In consideration of this act of revolt, twice repeated, Massena took from
Ney the command of the sixth corps, which was confided to General Loyson.
Ney obeyed, not without some regret for his conduct; the ill-humor of all
the chiefs of the corps rendered the resumption of the campaign in
Portugal utterly impossible: the army was cantoned between Almeida, Ciudad
Rodrigo, and Salamanca. The emperor had just confided the general command
of all the provinces of the north to Marshal Bessieres; the latter had
promised much to Marshal Massena, who still nursed the hope of a great
battle.

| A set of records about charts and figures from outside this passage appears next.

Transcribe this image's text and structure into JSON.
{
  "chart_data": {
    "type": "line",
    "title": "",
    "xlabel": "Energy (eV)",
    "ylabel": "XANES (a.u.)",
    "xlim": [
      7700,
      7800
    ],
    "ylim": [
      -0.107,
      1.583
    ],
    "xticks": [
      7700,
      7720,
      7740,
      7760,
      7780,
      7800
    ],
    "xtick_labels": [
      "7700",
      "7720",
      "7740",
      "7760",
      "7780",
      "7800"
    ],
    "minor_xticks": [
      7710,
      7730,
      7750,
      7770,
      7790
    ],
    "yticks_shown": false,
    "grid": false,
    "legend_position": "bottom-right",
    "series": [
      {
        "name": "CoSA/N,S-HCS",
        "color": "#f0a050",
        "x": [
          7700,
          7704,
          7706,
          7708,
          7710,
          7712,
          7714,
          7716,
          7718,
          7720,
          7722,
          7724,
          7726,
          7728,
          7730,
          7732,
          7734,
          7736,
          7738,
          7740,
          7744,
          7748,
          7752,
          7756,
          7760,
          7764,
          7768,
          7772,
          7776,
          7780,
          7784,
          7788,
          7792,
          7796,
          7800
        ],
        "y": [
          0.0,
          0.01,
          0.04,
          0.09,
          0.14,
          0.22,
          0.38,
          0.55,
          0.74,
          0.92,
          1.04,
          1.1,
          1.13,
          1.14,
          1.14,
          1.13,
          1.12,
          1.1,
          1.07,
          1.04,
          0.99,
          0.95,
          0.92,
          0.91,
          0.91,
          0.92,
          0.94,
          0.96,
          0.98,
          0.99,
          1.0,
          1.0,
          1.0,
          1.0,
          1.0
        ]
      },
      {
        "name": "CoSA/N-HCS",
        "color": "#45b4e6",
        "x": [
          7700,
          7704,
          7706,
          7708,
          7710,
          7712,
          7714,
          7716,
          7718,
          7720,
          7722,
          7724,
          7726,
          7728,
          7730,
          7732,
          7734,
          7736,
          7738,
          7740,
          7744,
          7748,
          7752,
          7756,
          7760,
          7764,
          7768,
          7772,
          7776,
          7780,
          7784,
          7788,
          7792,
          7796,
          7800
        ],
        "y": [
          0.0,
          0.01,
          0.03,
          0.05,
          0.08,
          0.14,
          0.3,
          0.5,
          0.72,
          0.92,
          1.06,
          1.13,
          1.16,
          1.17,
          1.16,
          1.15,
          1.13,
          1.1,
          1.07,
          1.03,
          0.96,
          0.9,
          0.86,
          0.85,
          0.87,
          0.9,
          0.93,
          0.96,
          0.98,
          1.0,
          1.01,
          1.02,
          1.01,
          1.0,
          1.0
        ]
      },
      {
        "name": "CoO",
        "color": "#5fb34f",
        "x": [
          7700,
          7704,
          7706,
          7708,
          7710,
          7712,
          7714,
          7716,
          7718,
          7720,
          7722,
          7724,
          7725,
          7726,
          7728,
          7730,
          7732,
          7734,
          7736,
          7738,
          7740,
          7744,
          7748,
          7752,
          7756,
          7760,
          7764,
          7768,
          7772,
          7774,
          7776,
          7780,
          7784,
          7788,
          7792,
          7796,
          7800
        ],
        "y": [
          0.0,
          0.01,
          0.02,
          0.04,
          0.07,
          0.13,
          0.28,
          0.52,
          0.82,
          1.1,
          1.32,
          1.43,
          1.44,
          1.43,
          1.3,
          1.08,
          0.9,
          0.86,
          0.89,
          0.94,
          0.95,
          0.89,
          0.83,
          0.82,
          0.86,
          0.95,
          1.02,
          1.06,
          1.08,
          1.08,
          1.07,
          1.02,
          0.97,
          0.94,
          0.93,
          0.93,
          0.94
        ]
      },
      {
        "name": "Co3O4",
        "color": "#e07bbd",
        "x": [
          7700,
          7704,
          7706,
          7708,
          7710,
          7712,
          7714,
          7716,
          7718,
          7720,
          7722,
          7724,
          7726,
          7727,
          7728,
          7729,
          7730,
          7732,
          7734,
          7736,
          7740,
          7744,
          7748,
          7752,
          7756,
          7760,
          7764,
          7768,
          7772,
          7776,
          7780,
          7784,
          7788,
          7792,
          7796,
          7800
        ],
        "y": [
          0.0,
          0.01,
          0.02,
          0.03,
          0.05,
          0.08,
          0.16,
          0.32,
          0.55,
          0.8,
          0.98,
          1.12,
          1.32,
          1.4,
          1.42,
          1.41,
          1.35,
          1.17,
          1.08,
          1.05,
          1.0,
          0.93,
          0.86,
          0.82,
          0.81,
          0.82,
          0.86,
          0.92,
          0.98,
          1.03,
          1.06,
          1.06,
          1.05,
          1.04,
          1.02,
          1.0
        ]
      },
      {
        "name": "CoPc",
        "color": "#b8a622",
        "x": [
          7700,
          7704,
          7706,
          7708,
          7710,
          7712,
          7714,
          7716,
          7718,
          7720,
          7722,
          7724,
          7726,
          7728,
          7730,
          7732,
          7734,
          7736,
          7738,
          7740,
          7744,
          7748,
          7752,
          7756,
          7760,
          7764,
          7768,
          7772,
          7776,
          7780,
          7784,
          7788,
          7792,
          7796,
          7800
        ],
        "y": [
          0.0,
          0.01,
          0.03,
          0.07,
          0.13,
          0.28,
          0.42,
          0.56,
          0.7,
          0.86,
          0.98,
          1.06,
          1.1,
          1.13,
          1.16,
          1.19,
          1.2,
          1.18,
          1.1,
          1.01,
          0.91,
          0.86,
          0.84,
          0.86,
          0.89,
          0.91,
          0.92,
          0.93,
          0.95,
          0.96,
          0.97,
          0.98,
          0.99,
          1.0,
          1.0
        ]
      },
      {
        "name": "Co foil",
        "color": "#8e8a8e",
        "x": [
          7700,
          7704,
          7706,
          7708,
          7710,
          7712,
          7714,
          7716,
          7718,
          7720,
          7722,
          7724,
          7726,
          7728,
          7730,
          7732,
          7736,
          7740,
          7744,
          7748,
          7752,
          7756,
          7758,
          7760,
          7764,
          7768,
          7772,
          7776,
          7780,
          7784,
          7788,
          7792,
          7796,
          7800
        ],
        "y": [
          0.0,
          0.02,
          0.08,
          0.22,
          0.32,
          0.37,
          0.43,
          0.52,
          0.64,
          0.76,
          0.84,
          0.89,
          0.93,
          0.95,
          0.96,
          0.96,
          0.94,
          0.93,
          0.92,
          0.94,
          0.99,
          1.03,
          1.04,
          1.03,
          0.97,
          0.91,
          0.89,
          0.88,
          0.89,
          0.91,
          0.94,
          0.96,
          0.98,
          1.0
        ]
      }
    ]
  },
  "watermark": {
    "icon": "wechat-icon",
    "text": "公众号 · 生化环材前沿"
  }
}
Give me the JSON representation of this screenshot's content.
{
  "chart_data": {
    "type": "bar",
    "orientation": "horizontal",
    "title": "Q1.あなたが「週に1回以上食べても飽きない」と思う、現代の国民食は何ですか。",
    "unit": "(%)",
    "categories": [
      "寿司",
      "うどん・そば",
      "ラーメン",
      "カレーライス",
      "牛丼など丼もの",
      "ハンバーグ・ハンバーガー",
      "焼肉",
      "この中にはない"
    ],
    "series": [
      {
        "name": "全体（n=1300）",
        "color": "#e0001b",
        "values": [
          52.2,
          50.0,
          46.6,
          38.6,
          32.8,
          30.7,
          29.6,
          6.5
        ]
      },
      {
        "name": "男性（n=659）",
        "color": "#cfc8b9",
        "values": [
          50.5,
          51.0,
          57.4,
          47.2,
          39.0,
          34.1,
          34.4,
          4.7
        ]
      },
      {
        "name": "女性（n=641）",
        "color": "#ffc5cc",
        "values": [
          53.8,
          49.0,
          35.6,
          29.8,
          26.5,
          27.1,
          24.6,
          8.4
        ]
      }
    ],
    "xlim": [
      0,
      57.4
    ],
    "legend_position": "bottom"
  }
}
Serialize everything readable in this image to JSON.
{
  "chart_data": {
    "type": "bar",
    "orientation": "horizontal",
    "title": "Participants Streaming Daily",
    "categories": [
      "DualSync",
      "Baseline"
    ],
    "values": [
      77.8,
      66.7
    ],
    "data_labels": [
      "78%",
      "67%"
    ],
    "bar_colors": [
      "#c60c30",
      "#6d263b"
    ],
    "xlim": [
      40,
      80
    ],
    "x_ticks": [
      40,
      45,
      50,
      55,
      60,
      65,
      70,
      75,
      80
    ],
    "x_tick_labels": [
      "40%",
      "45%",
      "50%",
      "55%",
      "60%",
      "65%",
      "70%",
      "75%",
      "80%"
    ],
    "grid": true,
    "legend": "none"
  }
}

Lord Wellington, following the French, had entered Spain.
The situation of affairs became critical, in spite of the _eclat_ of the
taking of Badajoz, which had been at length reduced to capitulate, on the
11th of March, on the eve of a general assault. Marshal Soult now found
himself pressed to fly to the assistance of Cadiz. Marshal Victor was
threatened in his positions of siege by the Spanish general Blake, and by
an English corps recently embarked at Gibraltar. But already the energetic
defence of Victor had triumphed over the enemy in the battle of Barossa.
The assailants had retired, but remained in a threatening attitude. The
army of Wellington, formerly kept immovable by Massena at Torres Vedras,
became every day a danger for those who had not been able, or who had not
been willing, to go to the aid of the expedition in Portugal. Our forces,
everywhere dispersed, were everywhere insufficient. Marshal Soult, justly
uneasy, demanded reinforcements from all sides. General Foy had returned
to Paris, in order to explain to the emperor the retreat of Massena.